ZENIT ofrece en exclusiva un artículo (publicado en dos partes) escrito por el sacerdote Jesús Treviño Guajardo, licenciado en Historia, de la arquidiócesis de Monterrey, actualmente formador y profesor de historia del seminario de Monterrey, que describe la persona de don Adolfo Antonio Suárez Rivera y su colaboración en la reforma constitucional de 1992.
“Se trata de descubrir cómo su magisterio social y su personalidad, ofrecen algunas claves de lectura de su ministerio episcopal en el México de finales del siglo XX”, indica el profesor y sacerdote Jesús Treviño.
“¿Fue el señor Suárez un líder circunstancial, o su liderazgo en materia socio política corresponde a una reflexión y a una determinación personal?, ¿Qué tanto influyeron su historia y su personalidad en su ministerio?, ¿Era necesaria la reforma en materia de libertad religiosa para la sociedad mexicana?”, el autor profundiza sobre estas cuestiones en el texto.

A continuación, les ofrecemos la primera parte del artículo escrito por el Pbro.
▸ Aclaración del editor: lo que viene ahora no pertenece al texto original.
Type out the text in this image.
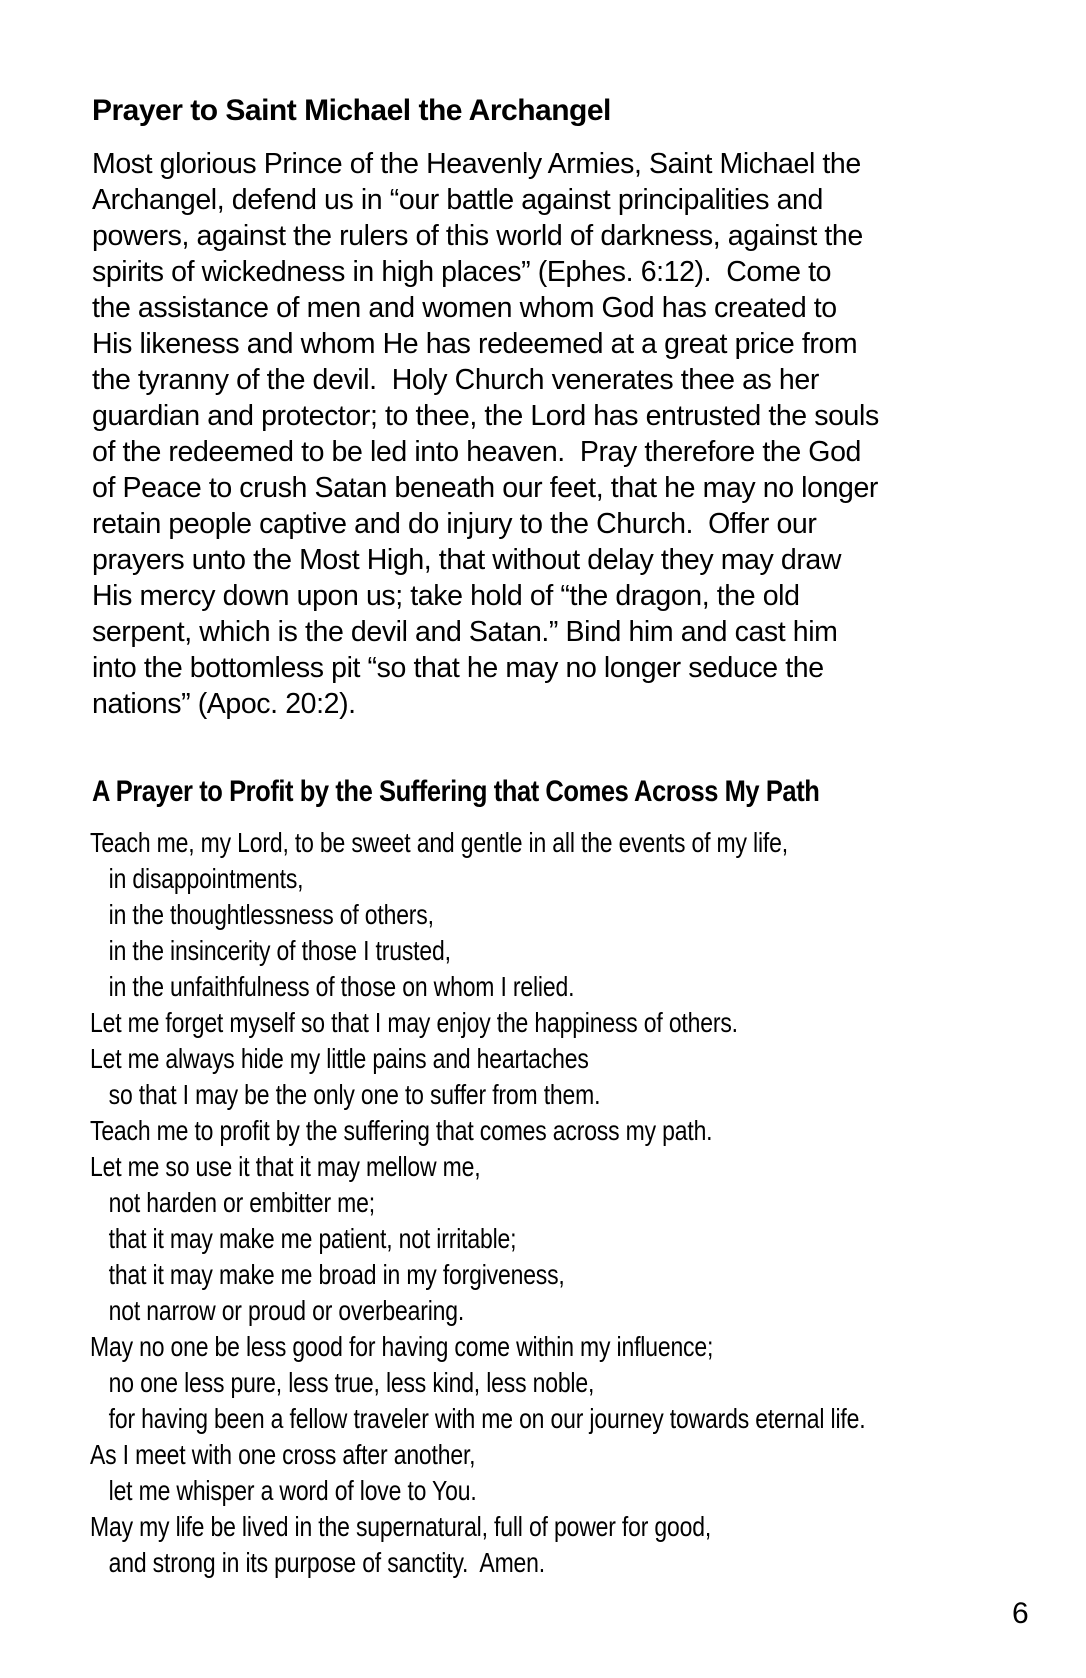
Prayer to Saint Michael the Archangel
Most glorious Prince of the Heavenly Armies, Saint Michael the
Archangel, defend us in “our battle against principalities and
powers, against the rulers of this world of darkness, against the
spirits of wickedness in high places” (Ephes. 6:12).  Come to
the assistance of men and women whom God has created to
His likeness and whom He has redeemed at a great price from
the tyranny of the devil.  Holy Church venerates thee as her
guardian and protector; to thee, the Lord has entrusted the souls
of the redeemed to be led into heaven.  Pray therefore the God
of Peace to crush Satan beneath our feet, that he may no longer
retain people captive and do injury to the Church.  Offer our
prayers unto the Most High, that without delay they may draw
His mercy down upon us; take hold of “the dragon, the old
serpent, which is the devil and Satan.” Bind him and cast him
into the bottomless pit “so that he may no longer seduce the
nations” (Apoc. 20:2).
A Prayer to Profit by the Suffering that Comes Across My Path
Teach me, my Lord, to be sweet and gentle in all the events of my life,
in disappointments,
in the thoughtlessness of others,
in the insincerity of those I trusted,
in the unfaithfulness of those on whom I relied.
Let me forget myself so that I may enjoy the happiness of others.
Let me always hide my little pains and heartaches
so that I may be the only one to suffer from them.
Teach me to profit by the suffering that comes across my path.
Let me so use it that it may mellow me,
not harden or embitter me;
that it may make me patient, not irritable;
that it may make me broad in my forgiveness,
not narrow or proud or overbearing.
May no one be less good for having come within my influence;
no one less pure, less true, less kind, less noble,
for having been a fellow traveler with me on our journey towards eternal life.
As I meet with one cross after another,
let me whisper a word of love to You.
May my life be lived in the supernatural, full of power for good,
and strong in its purpose of sanctity.  Amen.
6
Jesús Treviño Guajardo. Mañana, viernes, 23 de marzo de 2018, se publicará la segunda parte.
Don Adolfo Antonio Suárez Rivera y su liderazgo en las reformas constitucionales, en materia de libertad religiosa, a finales del siglo XX
1. Datos biográficos desde su infancia hasta su ordenación episcopal
Don Adolfo Antonio nació el 9 de enero de 1927 en San Cristóbal de Las Casas, Chiapas. Sus padres fueron Adolfo Antonio Suárez Solórzano y Alicia Rivera de Suárez, quienes tuvieron seis hijos: María, Adolfo Antonio, César, Eduardo, Rosa Alicia y Martha.
Aunque su infancia transcurrió durante los años de persecución religiosa, creció y se formó en una familia católica, recibió sus sacramentos, cursó sus años de catecismo infantil y formó parte del grupo de Vanguardias de la Acción Católica Mexicana, fue un niño y adolescente bien educado en la vida cristiana.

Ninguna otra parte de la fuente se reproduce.